Why does my tankless water heater start hot and then go cold in the shower?

Most often, flow through the heater drops below the firing threshold, the shower valve starts mixing in cold water, or the unit is restricted by scale and cannot hold temperature. Start by checking whether the problem is only at one shower or at every hot fixture.

Why does it happen more when I turn the shower down?

Tankless heaters need enough water moving through them to stay lit. If you reduce the shower to a low-flow setting, the burner can shut off and you get a blast of cold water.

Can a bad shower cartridge make it seem like the water heater is failing?

Yes. A worn shower valve cartridge can drift or cross-mix cold water into the shower even while the water heater is producing normal hot water. That is especially likely if sinks still stay hot when the shower goes cold.

Will descaling help a tankless water heater that goes cold during showers?

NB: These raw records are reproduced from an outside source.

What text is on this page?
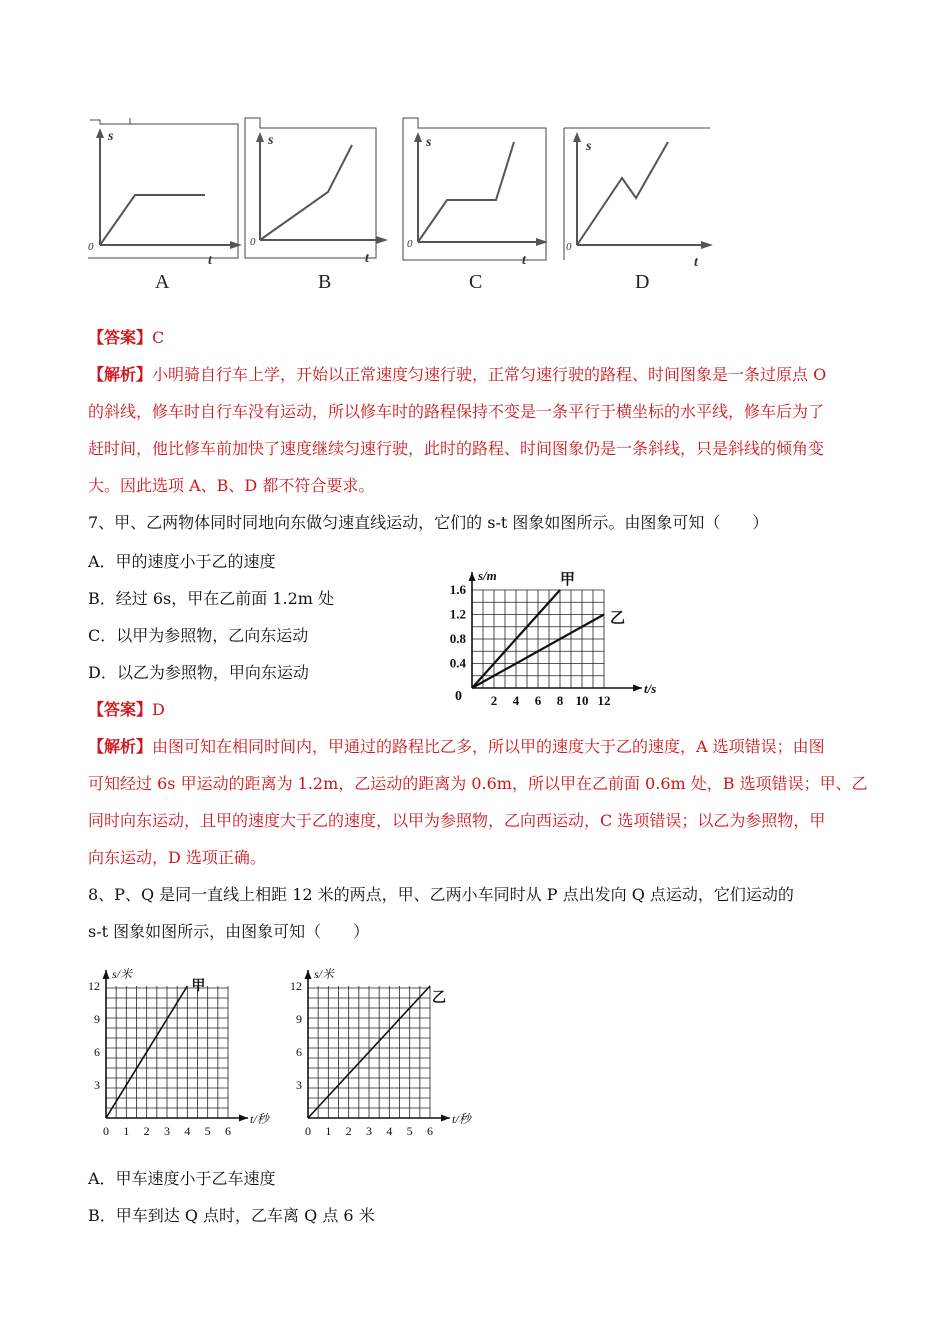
s	s	s	s
t	t	t	t
0	0	0	0
A	B	C	D
【答案】C
【解析】小明骑自行车上学，开始以正常速度匀速行驶，正常匀速行驶的路程、时间图象是一条过原点 O
的斜线，修车时自行车没有运动，所以修车时的路程保持不变是一条平行于横坐标的水平线，修车后为了
赶时间，他比修车前加快了速度继续匀速行驶，此时的路程、时间图象仍是一条斜线，只是斜线的倾角变
大。因此选项 A、B、D 都不符合要求。
7、甲、乙两物体同时同地向东做匀速直线运动，它们的 s-t 图象如图所示。由图象可知（　　）
A．甲的速度小于乙的速度
B．经过 6s，甲在乙前面 1.2m 处
C．以甲为参照物，乙向东运动
D．以乙为参照物，甲向东运动
2 4 6 8 10 12
0.4
0.8
1.2
1.6
0
s/m
t/s
甲
乙
【答案】D
【解析】由图可知在相同时间内，甲通过的路程比乙多，所以甲的速度大于乙的速度，A 选项错误；由图
可知经过 6s 甲运动的距离为 1.2m，乙运动的距离为 0.6m，所以甲在乙前面 0.6m 处，B 选项错误；甲、乙
同时向东运动，且甲的速度大于乙的速度，以甲为参照物，乙向西运动，C 选项错误；以乙为参照物，甲
向东运动，D 选项正确。
8、P、Q 是同一直线上相距 12 米的两点，甲、乙两小车同时从 P 点出发向 Q 点运动，它们运动的
s-t 图象如图所示，由图象可知（　　）
0 1 2 3 4 5 6
3
6
9
12
s/米
t/秒
甲
0 1 2 3 4 5 6
3
6
9
12
s/米
t/秒
乙
A．甲车速度小于乙车速度
B．甲车到达 Q 点时，乙车离 Q 点 6 米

It often does when the problem has been getting worse gradually, especially in hard-water areas. Scale inside the heat exchanger can reduce flow, cause unstable temperature, and trigger protective shutdown behavior.

Should I replace a control board or ignition part if the shower goes cold?

Not as a first move. Those parts are expensive, fitment-sensitive, and not the most common cause of mid-shower cold water. Check fixture behavior, flow, inlet restriction, maintenance history, and any displayed fault clues first.

Is this dangerous if the unit keeps going hot and cold?

The temperature swing itself is a comfort problem, but gas smell, soot, vent issues, repeated faulting, or electrical trouble are safety issues. If any of those show up, stop using the unit and call a qualified technician.